Conservatives, meanwhile, met the selection of Ryan with enthusiasm Saturday, offering Romney a needed jolt from his party’s base. And Republican strategists argue that a narrow focus on the Ryan budget could backfire for Democrats, especially given the questionable veracity of some attack ads on the subject.
“Quite simply, Republicans want the conversation to be about budget, spending and debt,” says Rob Aho, a partner at the Republican firm Brabender Cox, who dismissed the notion that Democratic ads attacking the Ryan budget would be any more effective with the congressman on the ticket. “It’s playing the game on our home turf.”
Strategically, there was a solid case for Ryan as VP even as the conventional wisdom suggested Romney’s eventual pick wouldn’t be as risky. Ryan is a bonafide star with the Republican Party base and he hails from Wisconsin, a state the Romney camp would love to put in play this fall. Still, apprehension among some Republican strategists is very real. The worry is that picking Ryan places the focus squarely on his budget plan and serves as a distraction for the Romney camp.
“Yesterday the election was about the economy,” Republican media strategist Fred Davis said in an email, echoing one of the major reasons a Ryan pick was seen as a risky one among some Republicans. “Today it became about the Ryan plan.”

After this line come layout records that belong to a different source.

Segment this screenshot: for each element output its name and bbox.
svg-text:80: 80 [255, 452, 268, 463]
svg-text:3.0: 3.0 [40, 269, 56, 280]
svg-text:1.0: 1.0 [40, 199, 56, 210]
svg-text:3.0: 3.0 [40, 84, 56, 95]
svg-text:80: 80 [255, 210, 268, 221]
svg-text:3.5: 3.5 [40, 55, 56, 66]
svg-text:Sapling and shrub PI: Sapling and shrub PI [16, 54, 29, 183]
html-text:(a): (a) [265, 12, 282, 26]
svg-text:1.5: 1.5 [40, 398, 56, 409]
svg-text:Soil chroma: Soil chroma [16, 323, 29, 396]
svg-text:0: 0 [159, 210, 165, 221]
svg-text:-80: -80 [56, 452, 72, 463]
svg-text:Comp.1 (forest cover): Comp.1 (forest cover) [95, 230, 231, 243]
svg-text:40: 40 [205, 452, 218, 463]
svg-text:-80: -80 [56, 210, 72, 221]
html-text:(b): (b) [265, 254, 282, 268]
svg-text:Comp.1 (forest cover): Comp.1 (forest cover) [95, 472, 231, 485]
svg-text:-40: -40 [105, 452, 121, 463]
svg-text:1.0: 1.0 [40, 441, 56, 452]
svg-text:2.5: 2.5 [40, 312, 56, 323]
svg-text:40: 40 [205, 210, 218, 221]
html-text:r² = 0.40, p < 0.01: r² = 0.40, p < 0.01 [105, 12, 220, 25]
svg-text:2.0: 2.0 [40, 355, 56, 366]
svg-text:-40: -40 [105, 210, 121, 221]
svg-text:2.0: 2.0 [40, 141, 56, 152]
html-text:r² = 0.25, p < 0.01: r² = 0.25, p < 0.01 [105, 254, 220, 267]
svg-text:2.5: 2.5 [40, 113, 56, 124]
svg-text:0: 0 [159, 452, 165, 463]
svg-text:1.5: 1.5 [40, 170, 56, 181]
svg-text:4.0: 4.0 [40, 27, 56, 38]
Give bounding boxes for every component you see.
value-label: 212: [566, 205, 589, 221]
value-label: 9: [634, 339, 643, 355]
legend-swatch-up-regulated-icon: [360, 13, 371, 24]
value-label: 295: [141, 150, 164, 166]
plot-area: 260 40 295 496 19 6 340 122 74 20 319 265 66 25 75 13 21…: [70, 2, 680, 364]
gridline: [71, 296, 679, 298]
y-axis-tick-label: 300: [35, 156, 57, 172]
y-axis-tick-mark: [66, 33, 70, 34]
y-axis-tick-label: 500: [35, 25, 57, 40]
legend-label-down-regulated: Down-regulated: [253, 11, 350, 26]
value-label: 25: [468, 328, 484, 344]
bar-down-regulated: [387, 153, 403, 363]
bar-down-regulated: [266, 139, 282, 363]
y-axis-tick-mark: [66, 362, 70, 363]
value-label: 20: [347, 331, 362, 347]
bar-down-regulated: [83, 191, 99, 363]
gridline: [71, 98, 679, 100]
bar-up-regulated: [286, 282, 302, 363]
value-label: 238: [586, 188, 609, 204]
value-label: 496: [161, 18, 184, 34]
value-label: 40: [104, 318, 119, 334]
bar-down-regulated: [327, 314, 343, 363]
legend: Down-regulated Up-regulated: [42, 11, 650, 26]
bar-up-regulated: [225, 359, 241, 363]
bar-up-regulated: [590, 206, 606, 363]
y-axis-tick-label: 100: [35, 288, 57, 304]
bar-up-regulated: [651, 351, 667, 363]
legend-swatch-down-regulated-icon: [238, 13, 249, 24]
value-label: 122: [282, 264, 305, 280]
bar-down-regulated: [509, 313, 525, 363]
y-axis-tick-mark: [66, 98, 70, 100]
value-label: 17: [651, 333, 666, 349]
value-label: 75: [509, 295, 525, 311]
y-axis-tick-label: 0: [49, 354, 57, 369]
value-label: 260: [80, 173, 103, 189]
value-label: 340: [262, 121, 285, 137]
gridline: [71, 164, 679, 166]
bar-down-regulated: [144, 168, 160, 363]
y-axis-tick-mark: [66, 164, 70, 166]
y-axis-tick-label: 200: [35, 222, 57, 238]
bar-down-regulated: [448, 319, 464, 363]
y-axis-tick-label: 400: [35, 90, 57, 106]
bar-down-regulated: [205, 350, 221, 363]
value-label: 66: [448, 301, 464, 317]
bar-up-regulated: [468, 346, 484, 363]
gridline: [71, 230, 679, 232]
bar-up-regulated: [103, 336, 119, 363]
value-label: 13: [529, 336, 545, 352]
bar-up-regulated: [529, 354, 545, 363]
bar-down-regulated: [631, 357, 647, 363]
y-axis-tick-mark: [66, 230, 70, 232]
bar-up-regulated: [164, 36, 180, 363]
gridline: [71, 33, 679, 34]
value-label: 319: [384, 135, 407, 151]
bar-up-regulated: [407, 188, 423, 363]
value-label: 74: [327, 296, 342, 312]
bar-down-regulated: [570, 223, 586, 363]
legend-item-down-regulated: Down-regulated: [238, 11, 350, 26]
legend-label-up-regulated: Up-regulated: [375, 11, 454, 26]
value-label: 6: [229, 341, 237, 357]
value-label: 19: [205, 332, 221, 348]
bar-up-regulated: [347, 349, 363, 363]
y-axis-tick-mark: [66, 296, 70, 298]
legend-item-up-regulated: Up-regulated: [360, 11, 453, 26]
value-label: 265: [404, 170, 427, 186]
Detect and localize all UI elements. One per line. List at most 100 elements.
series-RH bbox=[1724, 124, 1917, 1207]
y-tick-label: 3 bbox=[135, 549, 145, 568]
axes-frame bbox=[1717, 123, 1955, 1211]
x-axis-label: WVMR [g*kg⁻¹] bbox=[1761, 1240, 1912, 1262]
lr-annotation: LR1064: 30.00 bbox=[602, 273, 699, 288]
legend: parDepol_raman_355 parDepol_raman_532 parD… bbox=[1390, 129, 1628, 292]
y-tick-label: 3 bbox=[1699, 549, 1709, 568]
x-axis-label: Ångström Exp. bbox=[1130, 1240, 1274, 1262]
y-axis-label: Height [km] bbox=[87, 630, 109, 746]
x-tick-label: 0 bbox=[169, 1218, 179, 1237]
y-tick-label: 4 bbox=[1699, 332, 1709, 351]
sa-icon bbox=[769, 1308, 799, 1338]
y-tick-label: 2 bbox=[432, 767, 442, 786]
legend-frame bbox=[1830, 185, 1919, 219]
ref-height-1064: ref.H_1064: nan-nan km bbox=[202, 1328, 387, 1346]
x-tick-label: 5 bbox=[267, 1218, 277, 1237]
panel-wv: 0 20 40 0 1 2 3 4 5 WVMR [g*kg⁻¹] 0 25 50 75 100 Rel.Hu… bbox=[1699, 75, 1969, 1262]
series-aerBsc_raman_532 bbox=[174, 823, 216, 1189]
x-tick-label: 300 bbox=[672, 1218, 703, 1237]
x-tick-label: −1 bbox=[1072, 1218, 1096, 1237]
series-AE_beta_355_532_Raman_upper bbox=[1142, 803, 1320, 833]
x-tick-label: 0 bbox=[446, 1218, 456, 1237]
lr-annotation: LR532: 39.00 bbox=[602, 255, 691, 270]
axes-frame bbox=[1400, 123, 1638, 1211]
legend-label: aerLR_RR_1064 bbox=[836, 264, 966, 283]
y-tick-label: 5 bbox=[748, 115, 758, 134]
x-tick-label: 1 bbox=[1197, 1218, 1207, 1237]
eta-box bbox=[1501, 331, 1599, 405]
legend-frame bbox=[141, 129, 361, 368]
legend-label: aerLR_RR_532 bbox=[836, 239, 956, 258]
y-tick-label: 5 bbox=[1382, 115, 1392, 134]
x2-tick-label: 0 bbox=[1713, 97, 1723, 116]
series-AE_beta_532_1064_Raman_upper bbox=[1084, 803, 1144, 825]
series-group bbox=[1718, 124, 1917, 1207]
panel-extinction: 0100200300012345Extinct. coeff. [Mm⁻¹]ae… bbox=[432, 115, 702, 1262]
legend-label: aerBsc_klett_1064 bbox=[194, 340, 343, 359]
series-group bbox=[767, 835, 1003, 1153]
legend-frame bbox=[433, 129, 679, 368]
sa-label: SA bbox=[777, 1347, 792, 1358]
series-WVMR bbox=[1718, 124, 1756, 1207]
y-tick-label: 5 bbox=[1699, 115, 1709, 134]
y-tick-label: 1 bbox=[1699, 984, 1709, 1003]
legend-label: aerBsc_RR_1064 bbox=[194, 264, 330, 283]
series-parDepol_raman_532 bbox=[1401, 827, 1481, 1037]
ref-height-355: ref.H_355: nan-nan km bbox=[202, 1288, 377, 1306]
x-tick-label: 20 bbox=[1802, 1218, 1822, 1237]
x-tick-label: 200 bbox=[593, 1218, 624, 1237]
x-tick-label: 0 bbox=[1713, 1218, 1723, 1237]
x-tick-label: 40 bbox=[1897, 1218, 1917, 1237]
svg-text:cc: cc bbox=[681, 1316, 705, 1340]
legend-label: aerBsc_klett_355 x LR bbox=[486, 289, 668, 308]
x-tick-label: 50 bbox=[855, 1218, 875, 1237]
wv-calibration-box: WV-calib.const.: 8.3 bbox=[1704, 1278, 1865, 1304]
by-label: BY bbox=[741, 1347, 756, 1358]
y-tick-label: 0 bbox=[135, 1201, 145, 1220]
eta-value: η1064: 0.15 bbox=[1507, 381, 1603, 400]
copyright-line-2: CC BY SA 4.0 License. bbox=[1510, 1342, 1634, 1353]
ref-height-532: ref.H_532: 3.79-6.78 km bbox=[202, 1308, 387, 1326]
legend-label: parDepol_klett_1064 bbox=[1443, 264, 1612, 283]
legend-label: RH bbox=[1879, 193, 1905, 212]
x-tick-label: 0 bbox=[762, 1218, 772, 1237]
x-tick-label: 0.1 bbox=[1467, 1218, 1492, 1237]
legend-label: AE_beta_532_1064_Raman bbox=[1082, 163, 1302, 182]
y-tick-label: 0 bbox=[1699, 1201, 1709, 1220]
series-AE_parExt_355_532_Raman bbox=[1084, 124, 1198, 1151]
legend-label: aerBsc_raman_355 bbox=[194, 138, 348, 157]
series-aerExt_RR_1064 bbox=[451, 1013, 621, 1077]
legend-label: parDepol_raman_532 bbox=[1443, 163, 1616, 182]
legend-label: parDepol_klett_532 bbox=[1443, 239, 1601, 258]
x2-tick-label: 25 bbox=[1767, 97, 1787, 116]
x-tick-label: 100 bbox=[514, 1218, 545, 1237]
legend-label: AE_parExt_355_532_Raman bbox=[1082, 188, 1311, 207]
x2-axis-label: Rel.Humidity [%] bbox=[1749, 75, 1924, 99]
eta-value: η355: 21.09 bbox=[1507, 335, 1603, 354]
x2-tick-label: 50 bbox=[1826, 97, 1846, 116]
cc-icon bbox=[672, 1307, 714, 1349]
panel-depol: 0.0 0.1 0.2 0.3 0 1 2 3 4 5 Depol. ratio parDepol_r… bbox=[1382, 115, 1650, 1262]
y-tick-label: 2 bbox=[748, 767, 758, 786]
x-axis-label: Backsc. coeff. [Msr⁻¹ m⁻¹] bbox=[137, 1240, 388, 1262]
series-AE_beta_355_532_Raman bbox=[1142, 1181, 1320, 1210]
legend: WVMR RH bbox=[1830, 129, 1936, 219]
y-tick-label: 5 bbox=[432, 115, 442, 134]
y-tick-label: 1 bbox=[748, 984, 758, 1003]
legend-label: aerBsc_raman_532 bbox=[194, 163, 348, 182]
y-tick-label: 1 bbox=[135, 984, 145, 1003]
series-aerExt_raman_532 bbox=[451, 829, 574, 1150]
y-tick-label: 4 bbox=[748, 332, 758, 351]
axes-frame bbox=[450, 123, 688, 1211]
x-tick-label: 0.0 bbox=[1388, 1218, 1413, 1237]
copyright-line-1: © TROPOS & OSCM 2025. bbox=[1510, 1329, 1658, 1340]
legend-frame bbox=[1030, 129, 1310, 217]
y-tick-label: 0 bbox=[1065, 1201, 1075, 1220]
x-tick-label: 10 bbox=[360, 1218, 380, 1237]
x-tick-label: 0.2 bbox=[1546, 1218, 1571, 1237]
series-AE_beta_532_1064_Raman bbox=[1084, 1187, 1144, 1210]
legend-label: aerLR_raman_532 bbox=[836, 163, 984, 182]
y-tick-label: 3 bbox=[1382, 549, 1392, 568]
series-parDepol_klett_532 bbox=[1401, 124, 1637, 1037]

“This is very good for House Democrats,” argues media strategist Jon Vogel, a partner at the Democratic firm MVAR Media. Vogel was one of the lead strategists for Democrat Kathy Hochul, who won a hotly-contested special election race last year in New York’s 26th Congressional District. “The national media is going to spend the next two weeks educating the American public about Paul Ryan’s budget.”
Last spring, Hochul’s campaign led with an attack on the Ryan plan, tying Republican opponent Jane Corwin to the House Budget Committee chairman. The objective was to force Corwin’s hand on supporting the Ryan budget “allowing us to engage in a fiscal dialogue on favorable terms,” Vogel and Democratic strategist Steve Murphy wrote for C&E in a post-race case study. “We used Medicare in the context of a fiscal narrative about spending priorities, telling voters, ‘We have to cut the deficit, but do it the right way.’”
With Ryan on the ticket, says Democratic strategist Ann Liston, forcing Republicans into a battle on the Ryan plan is now focus number one.
“Republican strategists are fooling themselves if they don’t think the Ryan pick is a major liability to this ticket,” contends Liston. “Across the country, the Ryan budget plan polls off the charts as a negative.”